On Saturday, November 2, 2002, at 03:02 PM, Vic Norton wrote:
So here is the answer to your homework exercise. There is exactly one nonsquare multiple of 4 less than or equal to 10,000,000 that is not the sum of a square and a prime. That nonsquare multiple of 4 is 3,676.Interesting, where did you find this problem? Is it conjectured that 3,676 is the only such number, or are there other known ones above 10M?

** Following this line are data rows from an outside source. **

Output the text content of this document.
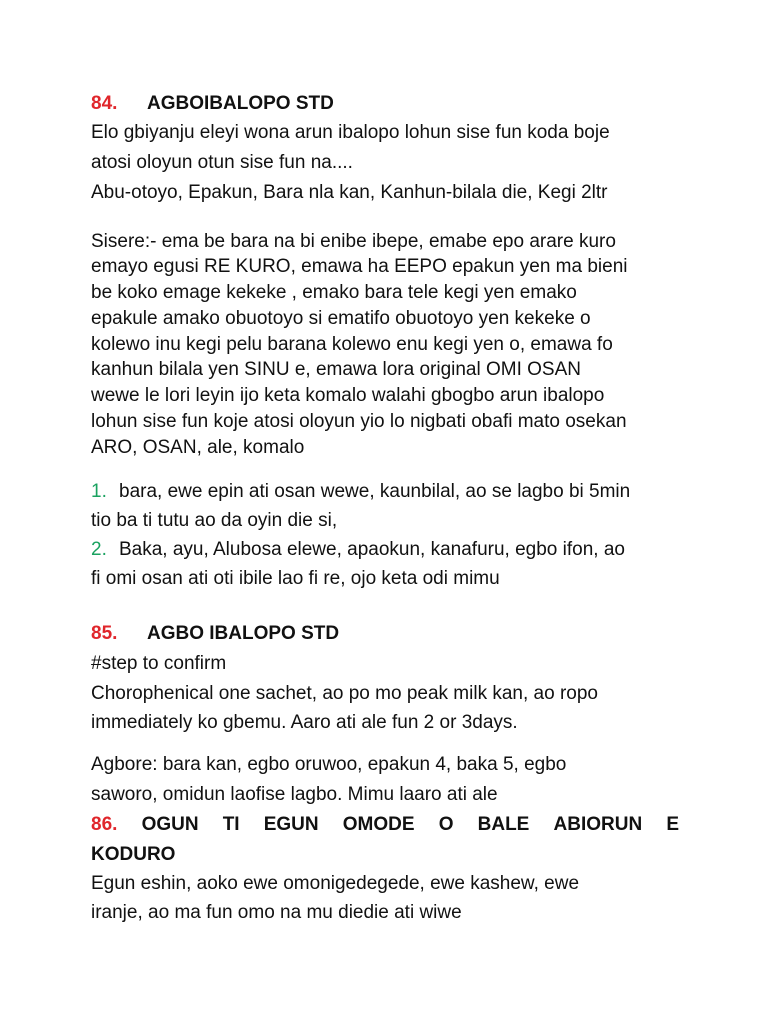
84. AGBOIBALOPO STD
Elo gbiyanju eleyi wona arun ibalopo lohun sise fun koda boje
atosi oloyun otun sise fun na....
Abu-otoyo, Epakun, Bara nla kan, Kanhun-bilala die, Kegi 2ltr
Sisere:- ema be bara na bi enibe ibepe, emabe epo arare kuro
emayo egusi RE KURO, emawa ha EEPO epakun yen ma bieni
be koko emage kekeke , emako bara tele kegi yen emako
epakule amako obuotoyo si ematifo obuotoyo yen kekeke o
kolewo inu kegi pelu barana kolewo enu kegi yen o, emawa fo
kanhun bilala yen SINU e, emawa lora original OMI OSAN
wewe le lori leyin ijo keta komalo walahi gbogbo arun ibalopo
lohun sise fun koje atosi oloyun yio lo nigbati obafi mato osekan
ARO, OSAN, ale, komalo
1. bara, ewe epin ati osan wewe, kaunbilal, ao se lagbo bi 5min
tio ba ti tutu ao da oyin die si,
2. Baka, ayu, Alubosa elewe, apaokun, kanafuru, egbo ifon, ao
fi omi osan ati oti ibile lao fi re, ojo keta odi mimu
85. AGBO IBALOPO STD
#step to confirm
Chorophenical one sachet, ao po mo peak milk kan, ao ropo
immediately ko gbemu. Aaro ati ale fun 2 or 3days.
Agbore: bara kan, egbo oruwoo, epakun 4, baka 5, egbo
saworo, omidun laofise lagbo. Mimu laaro ati ale
86. OGUN TI EGUN OMODE O BALE ABIORUN E
KODURO
Egun eshin, aoko ewe omonigedegede, ewe kashew, ewe
iranje, ao ma fun omo na mu diedie ati wiwe
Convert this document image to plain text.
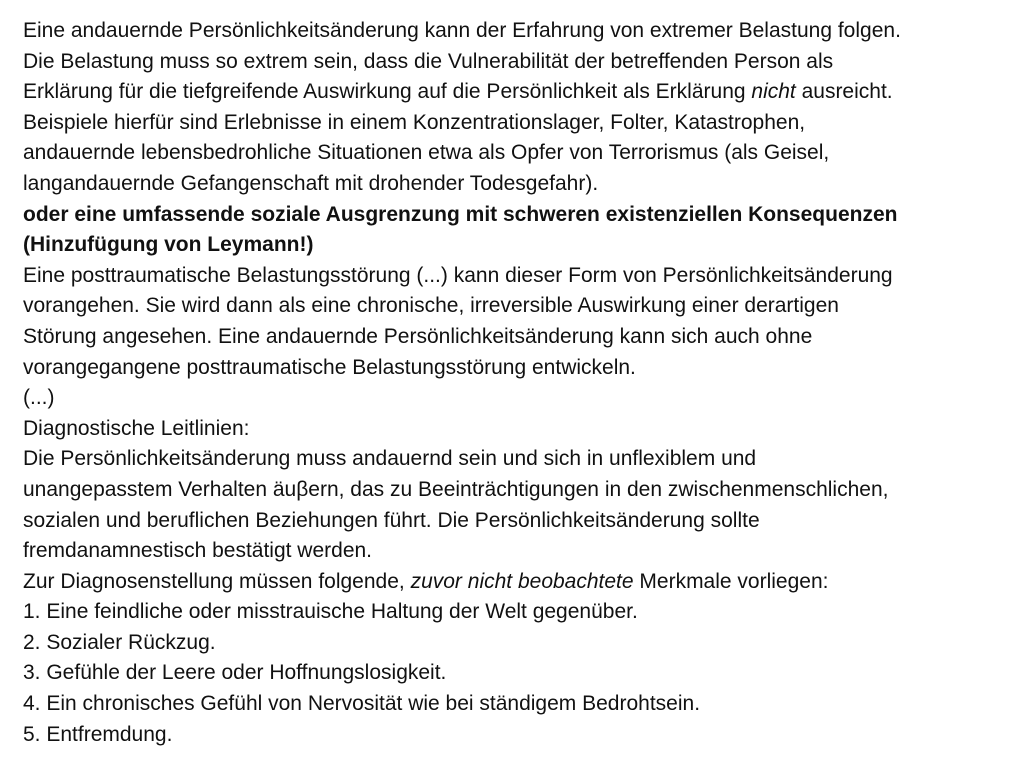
Eine andauernde Persönlichkeitsänderung kann der Erfahrung von extremer Belastung folgen.
Die Belastung muss so extrem sein, dass die Vulnerabilität der betreffenden Person als
Erklärung für die tiefgreifende Auswirkung auf die Persönlichkeit als Erklärung nicht ausreicht.
Beispiele hierfür sind Erlebnisse in einem Konzentrationslager, Folter, Katastrophen,
andauernde lebensbedrohliche Situationen etwa als Opfer von Terrorismus (als Geisel,
langandauernde Gefangenschaft mit drohender Todesgefahr).
oder eine umfassende soziale Ausgrenzung mit schweren existenziellen Konsequenzen
(Hinzufügung von Leymann!)
Eine posttraumatische Belastungsstörung (...) kann dieser Form von Persönlichkeitsänderung
vorangehen. Sie wird dann als eine chronische, irreversible Auswirkung einer derartigen
Störung angesehen. Eine andauernde Persönlichkeitsänderung kann sich auch ohne
vorangegangene posttraumatische Belastungsstörung entwickeln.
(...)
Diagnostische Leitlinien:
Die Persönlichkeitsänderung muss andauernd sein und sich in unflexiblem und
unangepasstem Verhalten äuβern, das zu Beeinträchtigungen in den zwischenmenschlichen,
sozialen und beruflichen Beziehungen führt. Die Persönlichkeitsänderung sollte
fremdanamnestisch bestätigt werden.
Zur Diagnosenstellung müssen folgende, zuvor nicht beobachtete Merkmale vorliegen:
1. Eine feindliche oder misstrauische Haltung der Welt gegenüber.
2. Sozialer Rückzug.
3. Gefühle der Leere oder Hoffnungslosigkeit.
4. Ein chronisches Gefühl von Nervosität wie bei ständigem Bedrohtsein.
5. Entfremdung.
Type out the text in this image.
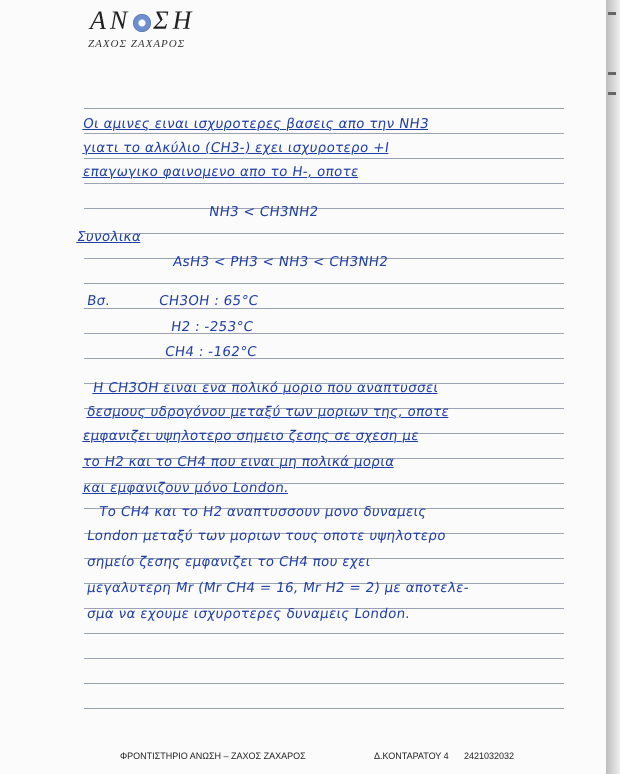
ΑΝ ΣΗ
ΖΑΧΟΣ ΖΑΧΑΡΟΣ
Οι αμινες ειναι ισχυροτερες βασεις απο την ΝΗ3
γιατι το αλκύλιο (CH3-) εχει ισχυροτερο +I
επαγωγικο φαινομενο απο το Η-, οποτε
ΝΗ3 < CH3NH2
Συνολικα
AsH3 < PH3 < NH3 < CH3NH2
Βσ.	CH3OH : 65°C
H2 : -253°C
CH4 : -162°C
Η CH3OH ειναι ενα πολικό μοριο που αναπτυσσει
δεσμους υδρογόνου μεταξύ των μοριων της, οποτε
εμφανιζει υψηλοτερο σημειο ζεσης σε σχεση με
το Η2 και το CH4 που ειναι μη πολικά μορια
και εμφανιζουν μόνο London.
Το CH4 και το Η2 αναπτυσσουν μονο δυναμεις
London μεταξύ των μοριων τους οποτε υψηλοτερο
σημείο ζεσης εμφανιζει το CH4 που εχει
μεγαλυτερη Mr (Mr CH4 = 16, Mr H2 = 2) με αποτελε-
σμα να εχουμε ισχυροτερες δυναμεις London.
ΦΡΟΝΤΙΣΤΗΡΙΟ ΑΝΩΣΗ – ΖΑΧΟΣ ΖΑΧΑΡΟΣ	Δ.ΚΟΝΤΑΡΑΤΟΥ 4 2421032032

Note that all small, nonsquare multiples of 4 do have a square plus prime decomposition:
8 = 1 + 7, 12 = 1 + 11, 20 = 1 + 19 = 9 + 11,
24 = 1 + 23, 28 = 9 + 19 = 25 + 3, ...
The exercise with the 10,000,000 upper limit took 26 minutes and 53 seconds on my new iMac. I don't think I'll try it on my Power Computing tower. When I set the upper limit at 2,000,000 rather than 10,000,000, the comparative computation times were
Power Computing 240 MHz: 8 minutes, 43 seconds,
iMac 800 MHz: 2 minutes, 53 seconds.
So far, no matter which machine I use, the answer is always the same: 3,676.
Also, how did you use Bit::Vector to search? Want to post your code?